S.Cecilia, Pappano apre con Berlioz

Concerto inaugurale con la monumentale Grande Messe des Morts

ROMA - "Berlioz, rivoluzionario e tremendo". Il maestro Antonio Pappano sceglie con cura le parole per definire la monumentale Grande Messe des Morts che aprirà la stagione sinfonica di Santa Cecilia. Il direttore musicale dell' Accademia Nazionale considera una "sfida enorme" dirigere l'opera mastodontica del compositore francese, con l'orchestra e il coro Ceciliani, il Coro del Teatro San Carlo di Napoli e la Banda Musicale della Polizia di Stato, in tutto 300 musicisti in scena, con l' atteso debutto a Roma del tenore messicano Javier Camarena.

Il concerto inaugurale nell' Auditorium Parco della musica - giovedì 10 ottobre alle 19:30 con repliche venerdì 11 e sabato 12 - sarà quindi l' occasione per lasciarsi travolgere dalla potenza del Requiem, composto da Hector Berlioz nel 1838 ed eseguito solo quattro volte in passato negli oltre cento anni di vita dell' Accademia. "E' un capolavoro di rarissimo ascolto -ha detto il presidente Michele dall'Ongaro -. Pensavamo che oltre questo non si potesse andare ma per l' inaugurazione dell' anno prossimo ci supereremo presentando 'I maestri cantori di Norimberga' di Richard Wagner". "Berlioz resta un innovatore, un rivoluzionario - ha commentato Pappano - un compositore moderno ed essenziale. Ha creato una grande partitura piena di sorprese - ha commentato Pappano -, di una grandiosità e poeticità formidabili. Sono felicissimo di poter eseguire questa cattedrale gotica commovente e poetica, ha un effetto terrificante sugli spettatori. E' un' opera tremenda nel senso che lascia senza fiato". Il maestro ha insistito sui contrasti tra il pianissimo e i momenti "apocalittici" che rendono unica l' opera, nella quale nove dei dieci movimenti sono pezzi corali.

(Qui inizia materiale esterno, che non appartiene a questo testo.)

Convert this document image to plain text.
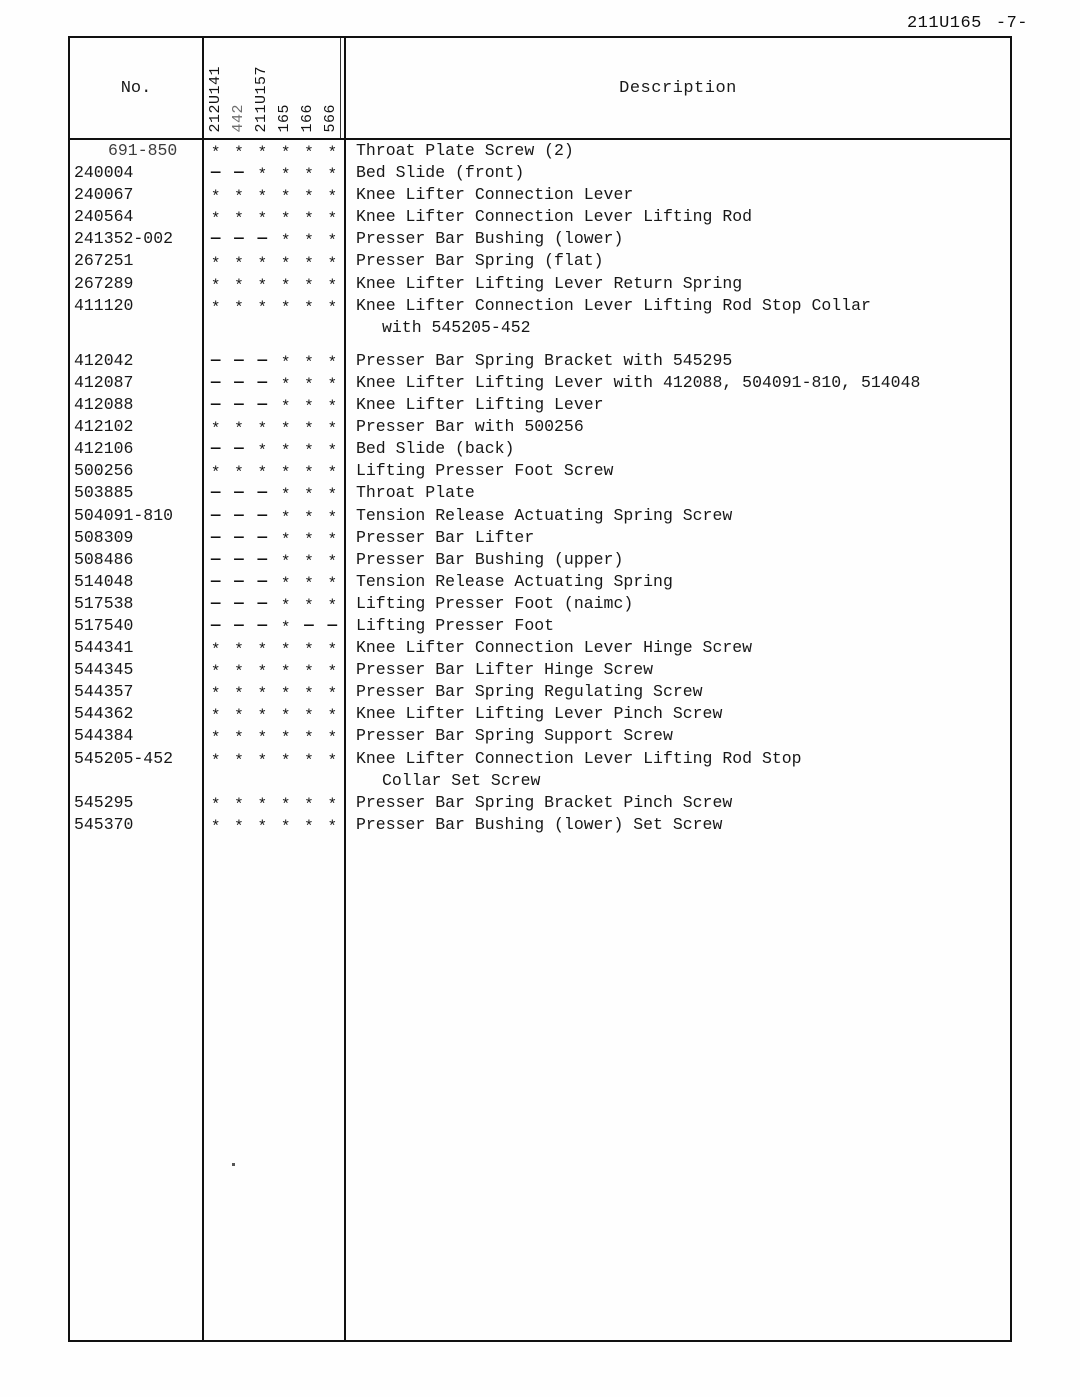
211U165 -7-
No.	212U141 442 211U157 165 166 566
Description
691-850	* * * * * * Throat Plate Screw (2)
240004	— — * * * * Bed Slide (front)
240067	* * * * * * Knee Lifter Connection Lever
240564	* * * * * * Knee Lifter Connection Lever Lifting Rod
241352-002	— — — * * * Presser Bar Bushing (lower)
267251	* * * * * * Presser Bar Spring (flat)
267289	* * * * * * Knee Lifter Lifting Lever Return Spring
411120	* * * * * * Knee Lifter Connection Lever Lifting Rod Stop Collar
with 545205-452
412042	— — — * * * Presser Bar Spring Bracket with 545295
412087	— — — * * * Knee Lifter Lifting Lever with 412088, 504091-810, 514048
412088	— — — * * * Knee Lifter Lifting Lever
412102	* * * * * * Presser Bar with 500256
412106	— — * * * * Bed Slide (back)
500256	* * * * * * Lifting Presser Foot Screw
503885	— — — * * * Throat Plate
504091-810	— — — * * * Tension Release Actuating Spring Screw
508309	— — — * * * Presser Bar Lifter
508486	— — — * * * Presser Bar Bushing (upper)
514048	— — — * * * Tension Release Actuating Spring
517538	— — — * * * Lifting Presser Foot (naimc)
517540	— — — * — — Lifting Presser Foot
544341	* * * * * * Knee Lifter Connection Lever Hinge Screw
544345	* * * * * * Presser Bar Lifter Hinge Screw
544357	* * * * * * Presser Bar Spring Regulating Screw
544362	* * * * * * Knee Lifter Lifting Lever Pinch Screw
544384	* * * * * * Presser Bar Spring Support Screw
545205-452	* * * * * * Knee Lifter Connection Lever Lifting Rod Stop
Collar Set Screw
545295	* * * * * * Presser Bar Spring Bracket Pinch Screw
545370	* * * * * * Presser Bar Bushing (lower) Set Screw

"Siamo in un flusso continuo di estremi - ha spiegato - Tutto va verso strade inaspettate, è questa la sorpresa di Berlioz". I 150 anni dalla morte del compositore francese saranno celebrati con altri due concerti in programma nel mese di ottobre. L' avvio della nuova stagione segna anche l' inizio dell' attività del maestro Piero Monti alla guida del Coro dell' Accademia Nazionale. Proprio il Coro negli ultimi anni ha interpretato il Requiem a Parigi con l'Orchestre National de France nel 2008, e ad Amsterdam nel 2019 con la Royal Concertgebouw Orchestra, quest'ultima sotto la direzione di Pappano e con il tenore Javier Camarena, in una sorta di preview internazionale del concerto romano. Già nel 2006 ll direttore musicale aveva scelto Berlioz per inaugurare la stagione di Santa Cecilia dirigendo la Damnation de Faust con un cast internazionale composto da Jonas Kaufmann, Erwin Schrott, Roberto Valentini e Vesselina Kasarova. "Senza Pappano qui non si va da nessuna parte - ha detto Dall' Ongaro, ringraziando tutta la squadra di Santa Cecilia, dai musicisti, ai tecnici, al personale degli uffici. "L' anno prossimo - ha aggiunto - con Wagner porteremo un titolo fantastico, l' unica opera che ancora manca nella storia di Santa Cecilia di cui Pappano a Londra ha dato una lettura straordinaria". Il vice sindaco di Roma Luca Bergamo, assessore alla Crescita Culturale, ha ringraziato il maestro per "l' empatia che vorremmo fosse messa a disposizione di tutti" e l' Accademia Nazionale, "soggetto culturale nel mondo e grandissimo orgoglio della città".